Neutrophils: Symptoms/Causes For Variation & What You Can Do About It
Given that they are the first line of defence against any infection, a variation in the number of neutrophils can cause or indicate serious health problems. Let us look at what could go wrong and how we can best assist these white blood cells in doing their job. Think of them as powerful soldiers in your body’s perpetual battle against microbial invaders. As part of the innate immune system, neutrophils are the first cells to migrate to a site of infection in your body and kill the attacking organisms, such as bacteria and parasites. They constitute about 50-70 percent of the white blood cells (WBC) in the human body. Etymologically, neutrophil comes from two words - ‘neuter’ in Latin meaning ‘neither’ and ‘philein’ in Greek meaning ‘to love’. In the laboratory, these cells are stained neither by acidic nor alkaline (basic) dyes, but by neutral ones (made up of salts that do not have an electric charge). In other words, they are filled with neutrally-staining granules, which are small pouches of enzymes that allow the cell to destroy an invading micro-organism. Like all WBC, neutrophils are produced in the bone marrow and then transferred into the bloodstream and lymphatic system. As most neutrophils have a lifespan of only a few hours – at best a couple of days – there is a constant demand for new cells to be produced in huge numbers. In fact, in healthy individuals, the bone marrow is known to be armed with a significant reserve of neutrophils in order to deal with any prospective infection.

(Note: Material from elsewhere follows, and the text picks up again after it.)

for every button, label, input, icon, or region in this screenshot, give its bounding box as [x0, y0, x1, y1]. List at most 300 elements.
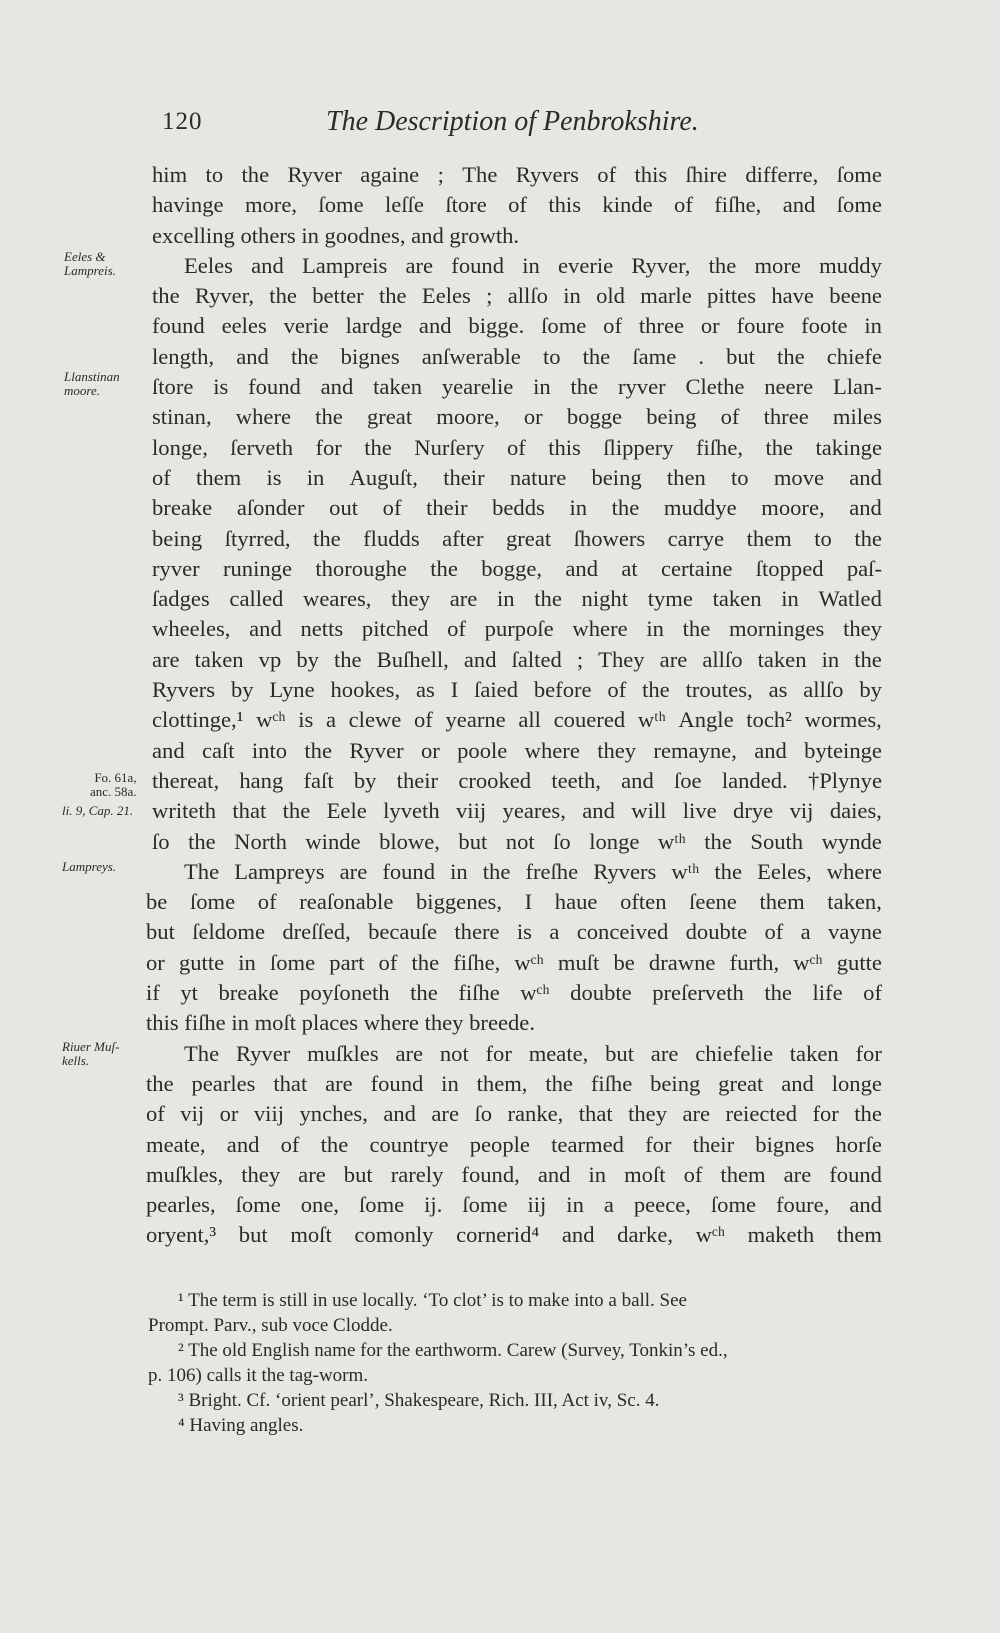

Neutrophils are counted as part of the complete blood count (CBC) test and the WBC differential examination. Typically, the normal range for the neutrophil count is 1500 to 8000. The absolute neutrophil count (ANC) is obtained by multiplying the percentage of neutrophils by the total number of white blood cells. When the ANC is high, the condition is called neutrophilia, while a low ANC constitutes neutropenia. Both conditions call for timely diagnosis and appropriate medical measures. Too much of a good thing A neutrophil level of more than 8000 per microlitre of blood is considered to be neutrophilia. The condition is common during acute bacterial infections and factors that can cause the condition include:
- Rapidly growing, cancerous tumours, or acute haemorrhage (internal bleeding). Conditions such as polycythemia vera (long-term increase in red blood cells and other types of cells), or myeloid metaplasia (where the bone marrow grows in abnormal places in the body) can also be the root cause.

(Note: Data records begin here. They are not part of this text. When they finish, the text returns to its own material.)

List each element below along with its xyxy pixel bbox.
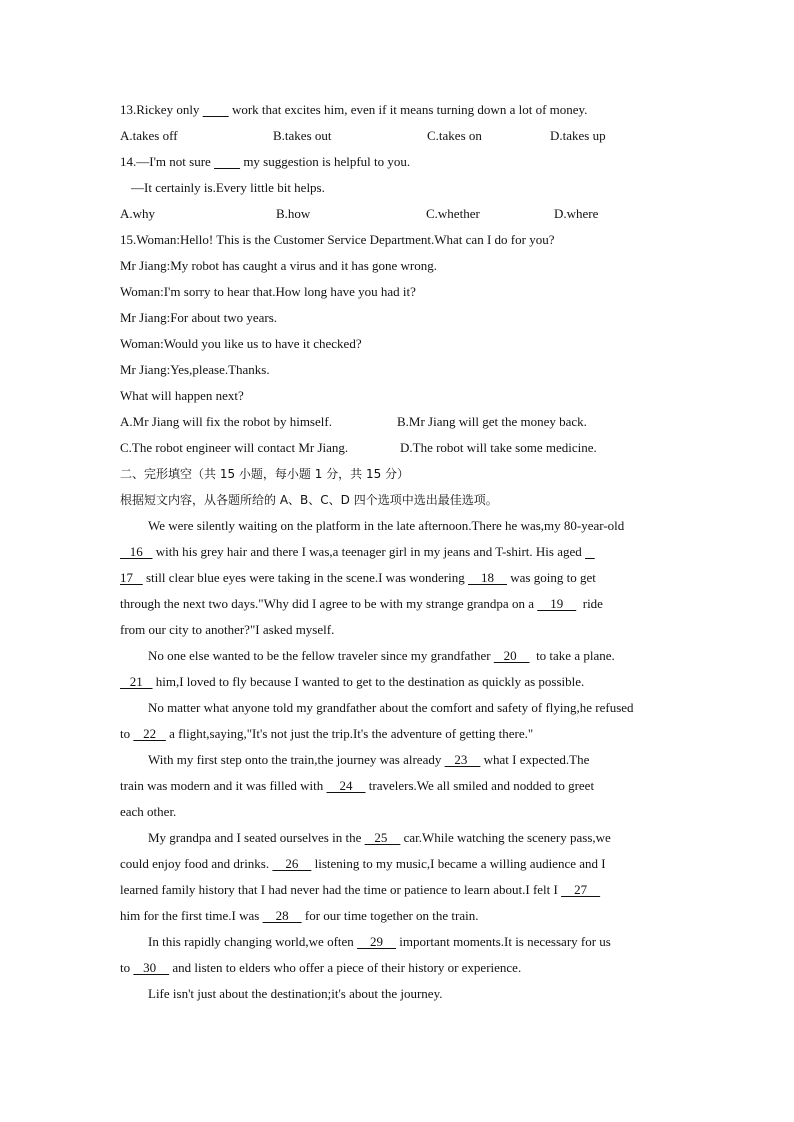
passage-line: through the next two days."Why did I agree to be with my strange grandpa on a 19 ride <box>120 596 603 611</box>
dialogue-line: Woman:Would you like us to have it checked? <box>120 336 362 351</box>
q13-blank <box>203 102 229 117</box>
blank-17: 17 <box>120 570 143 585</box>
q13-option-c: C.takes on <box>427 128 482 143</box>
q15-option-c: C.The robot engineer will contact Mr Jiang. <box>120 440 349 455</box>
passage-line: him for the first time.I was 28 for our time together on the train. <box>120 908 479 923</box>
blank-24: 24 <box>326 778 366 793</box>
q14-reply: —It certainly is.Every little bit helps. <box>131 180 325 195</box>
blank-28: 28 <box>262 908 302 923</box>
passage-line: In this rapidly changing world,we often 29 important moments.It is necessary for us <box>148 934 611 949</box>
q15-option-a: A.Mr Jiang will fix the robot by himself. <box>120 414 332 429</box>
q14-option-a: A.why <box>120 206 156 221</box>
blank-19: 19 <box>537 596 577 611</box>
dialogue-line: Mr Jiang:For about two years. <box>120 310 278 325</box>
passage-line: 21 him,I loved to fly because I wanted to get to the destination as quickly as possible. <box>120 674 585 689</box>
passage-line: each other. <box>120 804 177 819</box>
q15-option-b: B.Mr Jiang will get the money back. <box>397 414 587 429</box>
blank-16: 16 <box>120 544 153 559</box>
section-heading: 二、完形填空（共 15 小题，每小题 1 分，共 15 分） <box>120 467 410 481</box>
q14-stem: 14.—I'm not sure my suggestion is helpful to you. <box>120 154 411 169</box>
passage-line: to 22 a flight,saying,"It's not just the trip.It's the adventure of getting there." <box>120 726 534 741</box>
passage-line: With my first step onto the train,the journey was already 23 what I expected.The <box>148 752 590 767</box>
blank-22: 22 <box>133 726 166 741</box>
blank-23: 23 <box>444 752 481 767</box>
q14-option-b: B.how <box>276 206 311 221</box>
q13-option-d: D.takes up <box>550 128 606 143</box>
q13-stem: 13.Rickey only work that excites him, even if it means turning down a lot of money. <box>120 102 588 117</box>
blank-27: 27 <box>561 882 601 897</box>
q13-option-b: B.takes out <box>273 128 332 143</box>
blank-30: 30 <box>133 960 170 975</box>
passage-line: from our city to another?"I asked myself. <box>120 622 335 637</box>
dialogue-line: 15.Woman:Hello! This is the Customer Service Department.What can I do for you? <box>120 232 555 247</box>
passage-line: 16 with his grey hair and there I was,a teenager girl in my jeans and T-shirt. His aged <box>120 543 595 561</box>
q15-question: What will happen next? <box>120 388 244 403</box>
passage-line: We were silently waiting on the platform in the late afternoon.There he was,my 80-year-old <box>148 518 625 533</box>
q15-option-d: D.The robot will take some medicine. <box>400 440 597 455</box>
blank-21: 21 <box>120 674 153 689</box>
passage-line: No matter what anyone told my grandfather about the comfort and safety of flying,he refused <box>148 700 634 715</box>
passage-line: Life isn't just about the destination;it's about the journey. <box>148 986 443 1001</box>
dialogue-line: Woman:I'm sorry to hear that.How long have you had it? <box>120 284 416 299</box>
passage-line: My grandpa and I seated ourselves in the 25 car.While watching the scenery pass,we <box>148 830 611 845</box>
blank-17-start <box>585 544 595 559</box>
passage-line: train was modern and it was filled with 24 travelers.We all smiled and nodded to greet <box>120 778 595 793</box>
q13-option-a: A.takes off <box>120 128 178 143</box>
q14-blank <box>214 154 240 169</box>
passage-line: learned family history that I had never had the time or patience to learn about.I felt I 27 <box>120 882 601 897</box>
q14-option-d: D.where <box>554 206 599 221</box>
blank-18: 18 <box>468 570 507 585</box>
dialogue-line: Mr Jiang:My robot has caught a virus and it has gone wrong. <box>120 258 438 273</box>
blank-25: 25 <box>364 830 401 845</box>
section-instruction: 根据短文内容，从各题所给的 A、B、C、D 四个选项中选出最佳选项。 <box>120 493 498 507</box>
passage-line: 17 still clear blue eyes were taking in the scene.I was wondering 18 was going to get <box>120 570 596 585</box>
passage-line: No one else wanted to be the fellow traveler since my grandfather 20 to take a plane. <box>148 648 615 663</box>
passage-line: could enjoy food and drinks. 26 listening to my music,I became a willing audience and I <box>120 856 606 871</box>
dialogue-line: Mr Jiang:Yes,please.Thanks. <box>120 362 270 377</box>
passage-line: to 30 and listen to elders who offer a piece of their history or experience. <box>120 960 522 975</box>
blank-29: 29 <box>357 934 397 949</box>
blank-20: 20 <box>493 648 530 663</box>
q14-option-c: C.whether <box>426 206 480 221</box>
blank-26: 26 <box>272 856 312 871</box>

- Severe damage or inflammation of tissues – say burn injuries or heart attack – is known to lead to a high ANC.
- Sudden kidney failure can also up the neutrophil numbers drastically.

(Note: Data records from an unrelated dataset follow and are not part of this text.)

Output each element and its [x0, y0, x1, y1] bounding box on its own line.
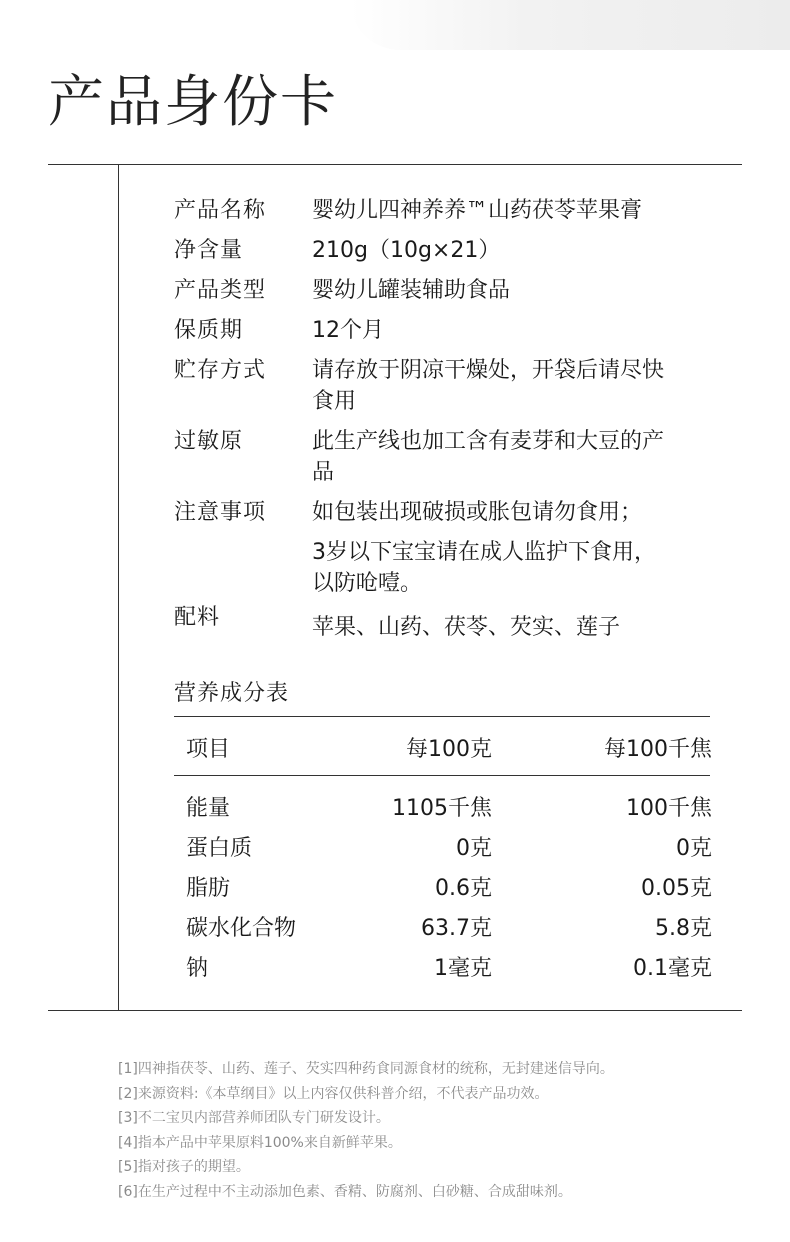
nutrition-row-protein	[186, 831, 712, 861]
spec-value	[312, 275, 734, 306]
nutrient-per-100g: 1毫克	[434, 956, 492, 981]
spec-value	[312, 315, 734, 346]
spec-value-line: 如包装出现破损或胀包请勿食用；	[312, 500, 643, 525]
spec-label: 产品名称	[174, 198, 267, 223]
nutrient-per-100g: 0.6克	[435, 876, 492, 901]
spec-row-storage	[174, 355, 734, 417]
spec-label: 过敏原	[174, 429, 244, 454]
spec-label: 配料	[174, 605, 221, 630]
vertical-divider	[118, 165, 119, 1010]
spec-value-line: 苹果、山药、茯苓、芡实、莲子	[312, 615, 621, 640]
spec-value-line: 12个月	[312, 318, 384, 343]
nutrient-per-100kj: 0克	[676, 836, 712, 861]
spec-list	[174, 195, 734, 643]
top-divider	[48, 164, 742, 165]
spec-row-notes	[174, 497, 734, 599]
spec-value	[312, 602, 734, 643]
spec-value-line: 此生产线也加工含有麦芽和大豆的产	[312, 429, 665, 454]
spec-row-product-name	[174, 195, 734, 226]
nutrition-header-rule	[174, 775, 710, 776]
nutrient-per-100kj: 0.1毫克	[633, 956, 712, 981]
header-per-100kj: 每100千焦	[604, 737, 712, 762]
nutrient-name: 钠	[186, 956, 209, 981]
top-decorative-shade	[350, 0, 790, 50]
spec-value	[312, 235, 734, 266]
nutrition-row-sodium	[186, 951, 712, 981]
spec-label: 注意事项	[174, 500, 267, 525]
spec-value-line: 请存放于阴凉干燥处，开袋后请尽快	[312, 358, 665, 383]
spec-value	[312, 195, 734, 226]
spec-label: 产品类型	[174, 278, 267, 303]
spec-value	[312, 426, 734, 488]
spec-value	[312, 355, 734, 417]
nutrient-name: 能量	[186, 796, 231, 821]
nutrient-per-100kj: 5.8克	[655, 916, 712, 941]
page-title: 产品身份卡	[48, 70, 338, 135]
nutrition-row-energy	[186, 791, 712, 821]
nutrient-per-100kj: 100千焦	[626, 796, 712, 821]
spec-row-ingredients	[174, 602, 734, 643]
spec-value	[312, 497, 734, 599]
footnote: [1]四神指茯苓、山药、莲子、芡实四种药食同源食材的统称，无封建迷信导向。	[118, 1061, 614, 1077]
nutrition-row-carbohydrate	[186, 911, 712, 941]
nutrition-header-row	[186, 732, 712, 762]
header-item: 项目	[186, 737, 231, 762]
spec-label: 贮存方式	[174, 358, 267, 383]
spec-row-allergen	[174, 426, 734, 488]
spec-label: 净含量	[174, 238, 244, 263]
spec-value-line: 婴幼儿罐装辅助食品	[312, 278, 511, 303]
footnote: [5]指对孩子的期望。	[118, 1159, 250, 1175]
header-per-100g: 每100克	[406, 737, 492, 762]
spec-value-line: 3岁以下宝宝请在成人监护下食用，	[312, 540, 656, 565]
spec-row-net-content	[174, 235, 734, 266]
footnote: [2]来源资料:《本草纲目》以上内容仅供科普介绍，不代表产品功效。	[118, 1085, 549, 1102]
nutrition-heading: 营养成分表	[174, 681, 290, 706]
spec-value-line: 品	[312, 460, 335, 485]
footnote: [4]指本产品中苹果原料100%来自新鲜苹果。	[118, 1134, 402, 1151]
nutrient-per-100kj: 0.05克	[641, 876, 712, 901]
spec-value-line: 以防呛噎。	[312, 571, 423, 596]
nutrient-name: 蛋白质	[186, 836, 253, 861]
spec-row-shelf-life	[174, 315, 734, 346]
spec-label: 保质期	[174, 318, 244, 343]
spec-value-line: 210g（10g×21）	[312, 238, 501, 263]
spec-value-line: 食用	[312, 389, 357, 414]
nutrient-per-100g: 63.7克	[421, 916, 492, 941]
footnotes	[118, 1057, 614, 1204]
nutrient-name: 脂肪	[186, 876, 231, 901]
footnote: [6]在生产过程中不主动添加色素、香精、防腐剂、白砂糖、合成甜味剂。	[118, 1183, 572, 1200]
spec-row-product-type	[174, 275, 734, 306]
spec-value-line: 婴幼儿四神养养™山药茯苓苹果膏	[312, 198, 643, 223]
nutrient-per-100g: 0克	[456, 836, 492, 861]
nutrition-row-fat	[186, 871, 712, 901]
nutrient-per-100g: 1105千焦	[392, 796, 492, 821]
footnote: [3]不二宝贝内部营养师团队专门研发设计。	[118, 1110, 390, 1126]
bottom-divider	[48, 1010, 742, 1011]
nutrient-name: 碳水化合物	[186, 916, 297, 941]
nutrition-top-rule	[174, 716, 710, 717]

- Sometimes, even seemingly harmless activities like an overenthusiastic session at the gym can spike stress levels, thereby bringing up the ANC figures. However, the effect is usually temporary, lasting for not more than half an hour.
- In certain cases where the body finds it difficult to break down fats, ketones (acids and poisonous chemical substances) are produced, leading to a condition known as ketoacidosis that can cause a high neutrophil count.
- Eclampsia (a pregnancy-related complication characterised by high blood pressure and huge amounts of protein in the urine) is also known to trigger neutrophilia.
- Other medical conditions that can cause an abnormally high neutrophil count include mononucleosis (virus infection), hepatitis (liver infection), toxoplasmosis (infection seen in birds, reptiles, and other animals that can also occur in humans) and cytomegalovirus ( a virus that usually causes infections in the eye and abdominal area).
- Certain medications such as corticosteroids and lithium carbonate can lead to a spike in the number of neutrophils in the body. Similarly, a blood transfusion can also trigger neutrophilia.
- Leukaemia (blood cancer) and myelofibrosis (bone marrow is replaced by fibrous tissue) are common causes. Neutropenia is also a side-effect of chemotherapy in many cancer patients.
- In some cases, there may be damage caused to the bone marrow by infections, medications or radiation (cancer therapy).
- One could be born with a congenital condition such as Kostmann’s syndrome (low production of neutrophils), Myelokathexis (failure of neutrophils to enter the bloodstream), or Chediak-Higashi syndrome (massive decrease in white blood cells).
- Sometimes, the culprit could be an autoimmune disorder such as systemic lupus erythematosus (SLE) or rheumatoid arthritis.
- Bacterial infections are also known to destroy these vital WBC in the body.
- Medical procedures like cardiopulmonary bypass or dialysis affect the production of neutrophils, too.
- Medications, such as phenothiazines drugs (used to treat psychosis, allergies and vomiting) and phenylbutazone (used to reduce inflammation of bone joints), are known to bring down the ANC numbers.
- An oft-ignored cause of neutropenia is vitamin B12 deficiency.